Lost in La Mancha,dinsdag 6/5 û 22.50 Canvas

‘Ik hoop dat we er plezier aan beleven’, vertelt regisseur en ex-Monty Python-tekenaar Terry Gilliam in het begin van Lost in La Mancha, net voor hij start met de opnames voor zijn nieuwe film The Man Who Killed Don Quixote. ‘Het is al zo’n sleur geweest om hier te geraken.’ Hij heeft er dan natuurlijk nog geen idee van dat zijn verfilming van Cervantes’ beroemde roman een complete ramp zou worden. Als het de pijn kan verzachten: Gilliams ramp heeft wel voor een prachtige documentaire gezorgd.
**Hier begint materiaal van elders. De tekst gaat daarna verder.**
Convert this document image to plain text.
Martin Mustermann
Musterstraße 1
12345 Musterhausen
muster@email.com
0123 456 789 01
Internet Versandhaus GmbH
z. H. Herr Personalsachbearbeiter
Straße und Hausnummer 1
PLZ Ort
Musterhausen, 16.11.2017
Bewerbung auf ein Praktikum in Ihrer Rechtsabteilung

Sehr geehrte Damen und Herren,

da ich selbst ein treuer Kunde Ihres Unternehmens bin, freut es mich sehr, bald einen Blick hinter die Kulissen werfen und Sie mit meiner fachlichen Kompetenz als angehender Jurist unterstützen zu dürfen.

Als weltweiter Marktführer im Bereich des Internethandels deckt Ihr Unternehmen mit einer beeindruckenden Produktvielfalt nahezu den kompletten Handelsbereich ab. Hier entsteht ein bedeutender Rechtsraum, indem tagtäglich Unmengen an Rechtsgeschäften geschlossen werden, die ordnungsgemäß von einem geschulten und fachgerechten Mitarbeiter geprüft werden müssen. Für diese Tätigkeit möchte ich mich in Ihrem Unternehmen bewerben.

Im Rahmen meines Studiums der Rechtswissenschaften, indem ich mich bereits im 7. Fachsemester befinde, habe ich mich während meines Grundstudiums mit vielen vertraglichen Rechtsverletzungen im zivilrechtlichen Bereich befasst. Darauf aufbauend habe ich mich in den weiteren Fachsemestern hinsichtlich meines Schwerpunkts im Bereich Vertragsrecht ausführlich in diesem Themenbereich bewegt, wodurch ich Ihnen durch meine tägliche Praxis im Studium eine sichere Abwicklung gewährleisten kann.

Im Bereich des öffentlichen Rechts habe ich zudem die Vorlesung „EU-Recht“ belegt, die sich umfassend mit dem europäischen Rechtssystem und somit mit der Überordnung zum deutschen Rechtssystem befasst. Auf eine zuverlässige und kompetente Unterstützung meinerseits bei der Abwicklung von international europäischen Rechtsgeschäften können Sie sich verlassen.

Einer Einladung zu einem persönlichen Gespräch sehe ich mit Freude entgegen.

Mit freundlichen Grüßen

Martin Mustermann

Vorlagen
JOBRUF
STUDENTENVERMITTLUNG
Lost in La Mancha is de making of van een film die nooit is gemaakt. Gilliam, die al veertig jaar rondliep met het idee om Cervantes’ boek te verfilmen, had enkele jaren geleden genoeg (Europees) geld verzameld om aan zijn droom te beginnen. Hij beschikte over Jean Rochefort als Quichot, Johnny Depp als Sancho en Vanessa Paradis als Dulcinea, vond de geschikte locatie in Spanje, en nodigde documentairemakers Louis Pepe en Keith Fulton uit om een reportage te maken over zijn film. Naar eigen zeggen wilde Gilliam ‘getuigen’ bij de opnames omdat hem na de financiële flop The Adventures of Baron Munchausen een reputatie van onverantwoordelijk regisseur en geldverkwister werd toegemeten..

Het is dan ook behoorlijk ironisch dat Pepe en Fulton met Lost in La Mancha een documentaire hebben gemaakt, die Gilliams reputatie veeleer bevestigt dan tegenspreekt. Want zodra hij zijn eerste beelden wil schieten, loopt alles in het honderd. Eerst krijgt de bejaarde Rochefort het aan zijn prostaat – beetje vervelend als je constant op een paard moet zitten -, daarna verstoren overvliegende jets de rust (blijkt dat de set vlakbij een militair domein ligt) en tot overmaat van ramp zet een gigantische regenbui ( the rain in Spain blijft inderdaad mainly on the plain) een groot deel van het materiaal onder water. Kortom, Monty Python in La Mancha. Uiteindelijk geven de geldschieters er de brui aan en mag Gilliam zijn droom weer opbergen.

De meeste problemen zijn natuurlijk niet de schuld van Gilliam, maar toch krijg je in de film de indruk dat hij de situatie in de hand had kunnen houden, mocht hij minder op die droom gefixeerd geweest zijn. Lost in La Mancha geeft immers niet alleen een blik achter de schermen van het filmbedrijf, waar een stortvlaag miljoenen kan kosten en investeerders voortdurend in de watten worden gelegd, Pepe en Fulton slagen er ook in de parallel tussen Don Quichot en Terry Gilliam perfect te vatten. Want net zoals Quichot leeft Gilliam in een droomwereld en als de droom bruusk wordt verstoord door de realiteit, kiest hij ervoor de realiteit te negeren en verder te dromen.

Met wat zin voor overdrijving kun je dus zeggen dat Lost in La Mancha ongewild de ultieme Don Quichot-film is geworden (want eerlijk gezegd: de beelden uit The Man Who Killed Don Quixote die te zien zijn in de docu, doen vermoeden dat het afvoeren van de film letterlijk een geluk bij een ongeluk was). Hoewel Gilliam daar zelf anders over denkt natuurlijk. ‘Ik vind Lost in La Mancha een schitterende documentaire, maar ik kijk er niet graag naar’, zo zei hij enkele maanden geleden op de BBC. ‘Het kost me immers een week om ervan te bekomen. Weet je, het lijkt wel alsof Don Quichot behekst is. Ook Orson Welles heeft zijn tanden stukgebeten op de verfilming van het boek. Welles is een van mijn helden. Vroeger dacht ik altijd, zou het niet fantastisch zijn om een even groot regisseur te worden als hij? Ik had het dan natuurlijk over de eerste helft van zijn carrière. Momenteel beleef ik mijn tweede helft, en probeer ik precies uít zijn voetsporen te treden.’